Вскоре на столе у себя обнаружил я подметное письмо в большом конверте: четыре страницы машинописного текста на хорошей бумаге и без подписи. И хотя машинка вроде не имеет почерка, характер писавшего, нервность его прочитывались ясно. Ужасные вещи узнал я из письма о втором моем заместителе. Я читал не спеша, а ответственный секретарь трудился за своим столом, пригнув голову, нам было видно друг друга. Прочтя, я разорвал письмо и бросил в корзину для бумаг. К концу рабочего дня оно странным образом исчезло. Но вскоре появилось другое письмо. Тоже отпечатанное на машинке и тоже без подписи. Я порвал его, не читая, и бросил в корзину. И оно тоже исчезло из корзины.

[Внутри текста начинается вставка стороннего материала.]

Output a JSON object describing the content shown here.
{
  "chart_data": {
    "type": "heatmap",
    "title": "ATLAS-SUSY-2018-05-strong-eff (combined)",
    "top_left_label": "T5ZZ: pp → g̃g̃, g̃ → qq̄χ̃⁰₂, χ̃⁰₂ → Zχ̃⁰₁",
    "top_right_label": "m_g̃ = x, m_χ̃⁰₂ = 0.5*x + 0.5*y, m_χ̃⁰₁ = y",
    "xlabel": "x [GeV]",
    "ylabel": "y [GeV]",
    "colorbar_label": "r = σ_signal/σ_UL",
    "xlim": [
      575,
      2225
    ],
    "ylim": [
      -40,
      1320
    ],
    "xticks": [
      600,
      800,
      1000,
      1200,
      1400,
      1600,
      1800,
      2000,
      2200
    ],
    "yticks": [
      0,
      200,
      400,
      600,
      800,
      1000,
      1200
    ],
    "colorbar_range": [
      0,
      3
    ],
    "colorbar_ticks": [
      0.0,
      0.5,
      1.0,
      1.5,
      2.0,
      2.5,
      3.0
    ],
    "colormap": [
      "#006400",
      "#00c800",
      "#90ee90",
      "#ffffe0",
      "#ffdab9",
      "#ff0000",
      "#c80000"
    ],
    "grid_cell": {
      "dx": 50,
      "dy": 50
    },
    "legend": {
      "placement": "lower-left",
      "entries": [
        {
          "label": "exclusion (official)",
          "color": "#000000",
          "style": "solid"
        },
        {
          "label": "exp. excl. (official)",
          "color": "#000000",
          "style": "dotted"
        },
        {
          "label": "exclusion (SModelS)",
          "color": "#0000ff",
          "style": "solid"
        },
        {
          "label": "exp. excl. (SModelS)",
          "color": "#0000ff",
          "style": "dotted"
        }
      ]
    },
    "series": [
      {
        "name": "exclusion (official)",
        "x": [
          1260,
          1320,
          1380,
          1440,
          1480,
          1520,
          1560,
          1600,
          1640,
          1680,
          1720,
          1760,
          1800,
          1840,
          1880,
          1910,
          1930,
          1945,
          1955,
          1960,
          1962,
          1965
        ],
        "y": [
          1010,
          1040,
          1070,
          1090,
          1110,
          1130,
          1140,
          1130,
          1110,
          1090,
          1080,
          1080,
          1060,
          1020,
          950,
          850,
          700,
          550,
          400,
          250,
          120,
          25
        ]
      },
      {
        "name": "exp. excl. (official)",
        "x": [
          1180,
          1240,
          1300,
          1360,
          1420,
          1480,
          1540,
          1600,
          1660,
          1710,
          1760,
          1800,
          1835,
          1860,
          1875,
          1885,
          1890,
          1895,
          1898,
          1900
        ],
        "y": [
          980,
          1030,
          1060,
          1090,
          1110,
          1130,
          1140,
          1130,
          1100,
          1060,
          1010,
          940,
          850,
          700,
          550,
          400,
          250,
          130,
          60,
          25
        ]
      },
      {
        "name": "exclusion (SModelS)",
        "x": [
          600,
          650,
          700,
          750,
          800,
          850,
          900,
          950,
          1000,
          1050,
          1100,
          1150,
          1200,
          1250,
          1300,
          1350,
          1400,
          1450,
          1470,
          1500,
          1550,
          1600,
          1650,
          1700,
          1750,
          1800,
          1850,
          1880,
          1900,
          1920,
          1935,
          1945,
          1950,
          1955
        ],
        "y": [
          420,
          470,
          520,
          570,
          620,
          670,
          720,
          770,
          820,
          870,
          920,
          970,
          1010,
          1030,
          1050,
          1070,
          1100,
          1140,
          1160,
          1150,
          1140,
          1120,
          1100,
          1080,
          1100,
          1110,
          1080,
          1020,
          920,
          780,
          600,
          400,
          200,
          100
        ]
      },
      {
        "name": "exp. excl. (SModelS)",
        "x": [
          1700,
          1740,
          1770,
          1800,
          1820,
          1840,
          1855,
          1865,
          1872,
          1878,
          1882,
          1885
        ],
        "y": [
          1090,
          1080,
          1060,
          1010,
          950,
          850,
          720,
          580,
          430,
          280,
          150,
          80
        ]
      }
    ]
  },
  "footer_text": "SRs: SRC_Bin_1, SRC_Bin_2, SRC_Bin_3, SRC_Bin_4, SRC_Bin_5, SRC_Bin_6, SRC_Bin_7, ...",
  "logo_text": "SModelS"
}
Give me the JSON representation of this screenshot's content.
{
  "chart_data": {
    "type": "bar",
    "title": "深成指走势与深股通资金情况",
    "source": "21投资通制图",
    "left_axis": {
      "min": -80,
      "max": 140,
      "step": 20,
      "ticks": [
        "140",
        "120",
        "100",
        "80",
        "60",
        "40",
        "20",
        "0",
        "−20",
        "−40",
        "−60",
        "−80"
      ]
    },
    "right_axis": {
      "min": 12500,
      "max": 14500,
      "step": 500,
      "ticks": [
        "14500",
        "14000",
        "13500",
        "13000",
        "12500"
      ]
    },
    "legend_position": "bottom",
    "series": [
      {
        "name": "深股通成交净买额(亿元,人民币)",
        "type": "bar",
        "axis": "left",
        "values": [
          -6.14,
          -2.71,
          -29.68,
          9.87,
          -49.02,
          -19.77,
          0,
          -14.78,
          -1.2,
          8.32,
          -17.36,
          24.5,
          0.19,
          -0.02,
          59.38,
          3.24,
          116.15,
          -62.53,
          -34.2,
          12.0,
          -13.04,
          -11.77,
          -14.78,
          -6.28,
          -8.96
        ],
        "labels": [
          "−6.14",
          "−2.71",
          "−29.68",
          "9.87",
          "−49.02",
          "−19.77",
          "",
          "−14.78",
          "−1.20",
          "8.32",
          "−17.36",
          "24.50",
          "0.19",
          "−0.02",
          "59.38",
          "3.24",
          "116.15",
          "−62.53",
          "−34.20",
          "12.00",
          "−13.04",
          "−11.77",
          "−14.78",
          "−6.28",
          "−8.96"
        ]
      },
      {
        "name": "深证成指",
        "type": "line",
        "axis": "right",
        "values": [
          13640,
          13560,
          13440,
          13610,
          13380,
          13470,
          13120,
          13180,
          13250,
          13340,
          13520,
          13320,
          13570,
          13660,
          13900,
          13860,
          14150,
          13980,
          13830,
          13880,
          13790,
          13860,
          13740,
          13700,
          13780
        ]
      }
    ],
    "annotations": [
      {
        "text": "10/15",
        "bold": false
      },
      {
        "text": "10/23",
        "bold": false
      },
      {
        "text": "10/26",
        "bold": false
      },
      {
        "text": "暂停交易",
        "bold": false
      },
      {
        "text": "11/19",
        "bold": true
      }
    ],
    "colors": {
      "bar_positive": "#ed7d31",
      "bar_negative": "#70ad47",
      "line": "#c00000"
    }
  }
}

А вообще, раз уж зашла о нем речь, это был по-своему интересный человек. Работал он много, заполошно, все что-то писал, считал, цифры с цифрами у него не сходились, он яростно считал заново и от постоянной спешки опаздывал принимать лекарства: спохватится, а уже пять — десять лишних минут прошло. И горестно запивает нужную таблетку, теперь она, конечно, так хорошо уже не подействует. И опять со всем рвением ушел в работу, пишет скорым почерком, рвет, снова пишет. От чтения рукописей я вскоре освободил его, сказав, что он и так перегружен сверх меры: в литературе он ничего не понимал. Но он не освободился. И хотя к обсуждениям его не привлекали, читал он все. Он должен был знать, что посылают в набор. А вот от каких болезней он лечился, я так и не понял, хотя он подробно и не раз это объяснял и даже пытался давать мне медицинские советы. Внешне это был крепкий, мускулистый, здоровый мужик, только глаза беспокойные, немного навыкате и водянистые.